Providing infrastructure for schools is quite welcome to the people in Nigeria, of course. But, as you may know, the fundamental problem of the country is based on its politics. I believe that everyone knows about the corruption of many government officials in that country.

The basic policy of JICA, however, is that they have nothing to do with the politics of the recipient countries. The more JICA is involved in the aid process, the more they must face the underlying problems in the political systems of those countries. As a result, JICA tries to avoid involvement in politics. In fact, I personally have some strong doubts about JICA and Japan's aid policies in general, which don't express views about the politics of recipient countries.


2) From John Edward Philips of Hirosaki University on April 30, 2008:

The fundamental problems of Nigeria involve far more than corrupt politicians, as I noted in my 'Review Essay: The Trouble with Nigeria' in African Studies Review (September 2005, pp. 133-139). After all, Chicago's infamously corrupt politicians never prevented it from becoming a great city.

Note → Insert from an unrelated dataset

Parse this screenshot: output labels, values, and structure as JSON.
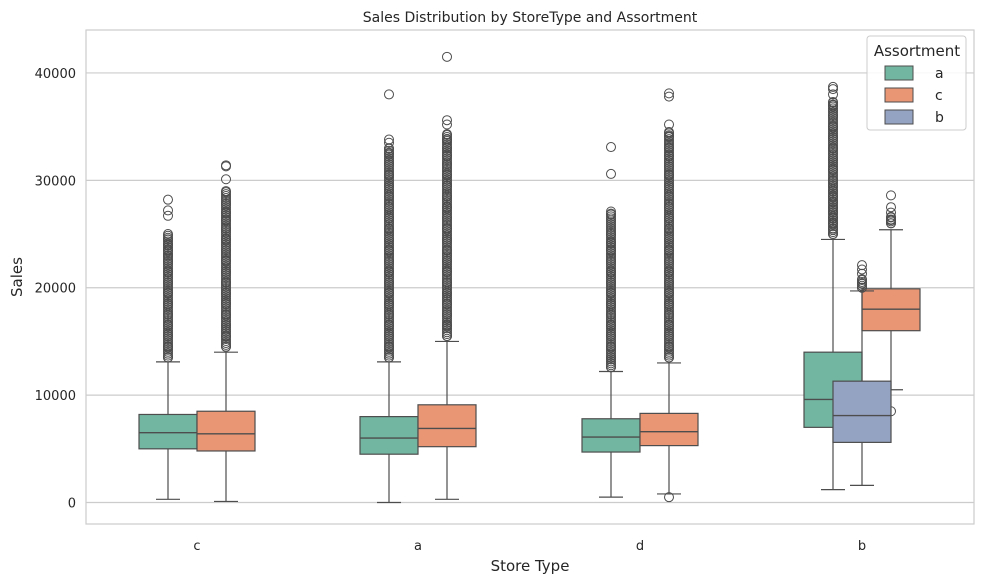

My mother used to live in Chicago, but even she was shocked by the gold bars found in the safe of a certain, late Japanese politician. I don't mean to minimize the ill effects of corruption, rather I want to point out that corruption isn't the only problem in Nigeria and that, within limits, it is not a problem which need permanently cripple a country from economic takeoff.

As inhabitants of a post-colonial state created by the British for their own purposes, Nigerians have had to feel and fight their way towards a common political culture. They still have a long way to go, but they have come far in the past few years alone, even in addressing the problem of corruption, which is no longer as acute as it was during the Abacha regime. Education can help that.

As for foreign aid, it is always given in the perceived interest of the donor country. The United States did not donate billions of dollars in Lend-Lease to the Soviet Union during World War II because we thought Joe Stalin was a nice guy who was doing wonderful things for his people and we wanted to help him. We did it because if we didn't then Adolf Hitler was going to take over the world. Likewise the United States didn't spend billions of dollars rebuilding Western Europe after World War II because we are nice people who wanted to do nice things. We did it because if we didn't then Joe Stalin was going to move in and we would have had very serious problems. You can call it enlightened self-interest or being Machiavellian if you want, but those were the motives.

Japan's motives in giving foreign aid may be enlightened but they are no less self-interested. At the very least the contractors involved in the construction of the schools are Japanese. Yes, Japan (and China and the US during the Cold War) care little about the internal politics of the recipients of their foreign aid. That does not mean that the provision of foreign aid is not intended to serve the political purposes of the donor country. It is in fact to Nigeria's credit that the Nigerian government has chosen to put Japanese aid into building schools rather than into less useful directions. It's hard to understand how JICA's donation of Japanese rice to Gambian 'civil servants and ruling party militants' was in the interests of the Gambian people. Providing aid to ruling party militants in particular suggests that JICA doesn't really avoid interference in politics.

But Mr. Uchida is right that official Japan couldn't care less about that one way or the other. Japan's interests in Nigeria include access to oil and support for a permanent UN Security Council seat. If providing schools in Kaduna State will secure those interests, then Japan will build them.

Good for them for building the schools, and good for the Nigerians for asking for them.